As U.S. automakers stake out positions in Thailand, their suppliers are following suit. Last month, Thailand's Department of Export Promotion hosted a mission of U.S. suppliers looking to source labor-intensive Thai parts.

Larry Rogers, manager of quality improvement for AlliedSignal Inc., a leading U.S. supplier of braking systems, says his company has identified three key Thai suppliers it plans to work with to develop rubber components to be exported to the U.S.

Rogers says he approached Thai suppliers with 13 brake parts numbers. He expects his company to source eight of the parts from Thailand in volumes ranging from a half million to 11 million units a year, and target prices ranging from less than one cent to 13 cents per part. That's a savings of about 15% to 20% over sourcing the parts in the U.S., where labor and raw material costs are higher.

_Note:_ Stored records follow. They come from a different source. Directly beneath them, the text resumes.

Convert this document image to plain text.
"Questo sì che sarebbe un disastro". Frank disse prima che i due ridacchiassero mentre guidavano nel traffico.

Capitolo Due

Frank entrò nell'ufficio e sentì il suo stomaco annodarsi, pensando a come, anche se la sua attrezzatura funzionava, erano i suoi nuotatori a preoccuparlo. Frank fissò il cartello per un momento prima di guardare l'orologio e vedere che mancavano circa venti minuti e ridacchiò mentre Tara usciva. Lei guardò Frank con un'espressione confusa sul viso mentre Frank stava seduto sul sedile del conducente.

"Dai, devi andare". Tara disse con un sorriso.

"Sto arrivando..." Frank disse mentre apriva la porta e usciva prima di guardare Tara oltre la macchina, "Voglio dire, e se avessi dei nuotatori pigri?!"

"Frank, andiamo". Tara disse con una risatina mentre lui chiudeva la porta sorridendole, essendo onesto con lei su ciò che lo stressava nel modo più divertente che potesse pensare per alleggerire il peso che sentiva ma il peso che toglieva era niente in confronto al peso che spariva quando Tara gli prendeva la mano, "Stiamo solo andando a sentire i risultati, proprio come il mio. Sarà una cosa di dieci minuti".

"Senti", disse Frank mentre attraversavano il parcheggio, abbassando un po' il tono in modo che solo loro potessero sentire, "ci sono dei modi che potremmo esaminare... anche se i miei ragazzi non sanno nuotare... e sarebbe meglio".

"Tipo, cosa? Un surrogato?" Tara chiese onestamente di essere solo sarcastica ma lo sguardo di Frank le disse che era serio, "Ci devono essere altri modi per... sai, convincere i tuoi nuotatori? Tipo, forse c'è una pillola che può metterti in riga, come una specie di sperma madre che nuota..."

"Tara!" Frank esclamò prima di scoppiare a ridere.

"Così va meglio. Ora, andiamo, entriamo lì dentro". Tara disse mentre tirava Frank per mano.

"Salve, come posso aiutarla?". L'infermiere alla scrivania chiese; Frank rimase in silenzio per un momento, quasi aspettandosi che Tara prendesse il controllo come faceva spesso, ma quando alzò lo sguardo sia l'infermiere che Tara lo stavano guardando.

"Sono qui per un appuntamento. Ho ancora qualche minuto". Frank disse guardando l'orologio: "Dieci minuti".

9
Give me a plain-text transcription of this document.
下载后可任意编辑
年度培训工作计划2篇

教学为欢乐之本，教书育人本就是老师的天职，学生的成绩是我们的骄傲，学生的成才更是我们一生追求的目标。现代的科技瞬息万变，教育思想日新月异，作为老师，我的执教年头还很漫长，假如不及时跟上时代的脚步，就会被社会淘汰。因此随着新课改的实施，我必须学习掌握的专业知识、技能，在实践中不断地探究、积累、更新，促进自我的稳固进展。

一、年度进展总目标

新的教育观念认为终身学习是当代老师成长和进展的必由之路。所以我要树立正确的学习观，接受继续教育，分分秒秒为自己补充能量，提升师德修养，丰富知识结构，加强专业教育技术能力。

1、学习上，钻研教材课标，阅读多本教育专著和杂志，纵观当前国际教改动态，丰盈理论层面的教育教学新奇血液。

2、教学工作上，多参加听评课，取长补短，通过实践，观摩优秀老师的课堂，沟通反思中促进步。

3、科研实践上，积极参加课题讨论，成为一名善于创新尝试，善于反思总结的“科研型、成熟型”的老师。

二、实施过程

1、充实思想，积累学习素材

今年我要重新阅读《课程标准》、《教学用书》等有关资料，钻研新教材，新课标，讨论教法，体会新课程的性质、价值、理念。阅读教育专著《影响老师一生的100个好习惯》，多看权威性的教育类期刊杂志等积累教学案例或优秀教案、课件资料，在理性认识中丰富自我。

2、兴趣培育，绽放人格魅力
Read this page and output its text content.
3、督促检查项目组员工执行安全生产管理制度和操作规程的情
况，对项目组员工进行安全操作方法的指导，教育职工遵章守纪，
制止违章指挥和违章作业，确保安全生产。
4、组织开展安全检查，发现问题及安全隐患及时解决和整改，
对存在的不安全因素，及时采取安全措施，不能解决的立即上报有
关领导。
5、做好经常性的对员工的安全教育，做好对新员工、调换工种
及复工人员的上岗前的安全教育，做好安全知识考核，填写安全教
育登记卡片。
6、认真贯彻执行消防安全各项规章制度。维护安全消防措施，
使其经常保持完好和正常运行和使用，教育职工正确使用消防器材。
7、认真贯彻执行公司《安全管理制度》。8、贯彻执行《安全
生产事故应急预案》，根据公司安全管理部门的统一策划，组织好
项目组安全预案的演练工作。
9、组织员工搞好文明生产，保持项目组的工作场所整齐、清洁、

Rogers says Thai rubber suppliers, in particular, have capabilities that either equal or surpass those of his company's U.S. suppliers, and that vendors of other products, such as stampings and plastics parts, probably will be comparable to U.S. companies in the next three to five years.

Thailand is particularly capable in basic technologies such as casting, machining and forging, and is a major manufacturer of diesel engines.

U.S. automakers and suppliers stand to gain a lot from entering this gateway to Asia. Not only will they access the Thai market, but the entire right-hand-drive ASEAN region - Thailand, Indonesia, Malaysia, Singapore, the Philippines, Brunei and, added in July, Vietnam - which has ballooned from about 300,000 units in 1987 to over 1 million today.

The region is full of perks such as brand-to-brand complimentation, under which manufacturers can source parts from neighboring nations, import them at half the duty rate and count the parts as local content in the nation where assembly is carried out. Early in the next century, however, ASEAN (Association of Southeast Asian Nations) will be superseded by AFTA (Asian Free Trade Area), which will eliminate high tariffs and other protective measures from the market.

By then, manufacturers' successes will rest solely on market forces, image and the niches they carved for themselves when the time was right. As it stands now, the average Thai citizen has no idea what an American car looks like - a sure sign that the U.S. has a long way to go in the region. But true success in the markets is possible if the U.S. judges the market correctly and is flexible enough to change with the times.